Without a second thought about the likelihood of consequences, indeed merely reacting to the insidious arousal and sense of challenge tugging at his every physical sense, Cristo lifted the phone. He informed the executive head of his acquisitions team that he would be taking over the next phase of the negotiations with the owner of the Stanwick Hall Hotel group.

* * *


‘Well, what do you think?’ Sam prompted, taken aback by Erin’s unusual silence by his side. ‘You needed a new car and here it is!’

Erin was still staring with a dropped jaw at the top-of-the-range silver BMW parked outside the garages for her examination. ‘It’s beautiful but—’

‘But nothing!’ Sam interrupted impatiently as if he had been awaiting an adverse comment and was keen to stifle it.

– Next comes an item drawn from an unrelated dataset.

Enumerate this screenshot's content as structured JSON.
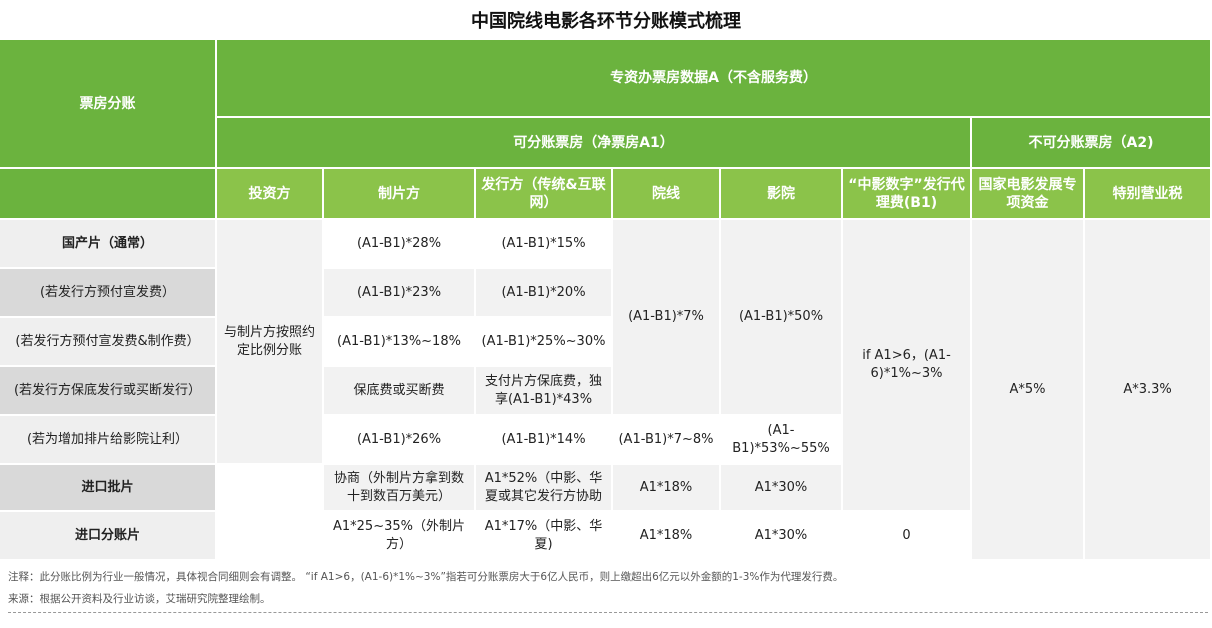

Only marginally taller than Erin’s five feet two inches, he was a trim man with a shock of white hair and bright blue eyes that burned with restive energy in his suntanned face. ‘You do a big important job here at Stanwick and you need a car that suits the part—’

‘Only not such an exclusive luxury model,’ she protested awkwardly, wondering what on earth her colleagues would think if they saw her pulling up in a vehicle that undoubtedly cost more than she could earn in several years of employment. ‘That’s too much—’

‘Only the best for my star employee,’ Sam countered with cheerful unconcern. ‘You’re the one who taught me the importance of image in business and an economical runabout certainly doesn’t cut the mustard.’

‘I just can’t accept it, Sam,’ Erin told him uncomfortably.

‘You don’t have a choice,’ her boss responded with immoveable good humour as he pressed a set of car keys into her reluctant hand. ‘Your old Fiesta is gone. Thanks, Sam, is all you need to say.’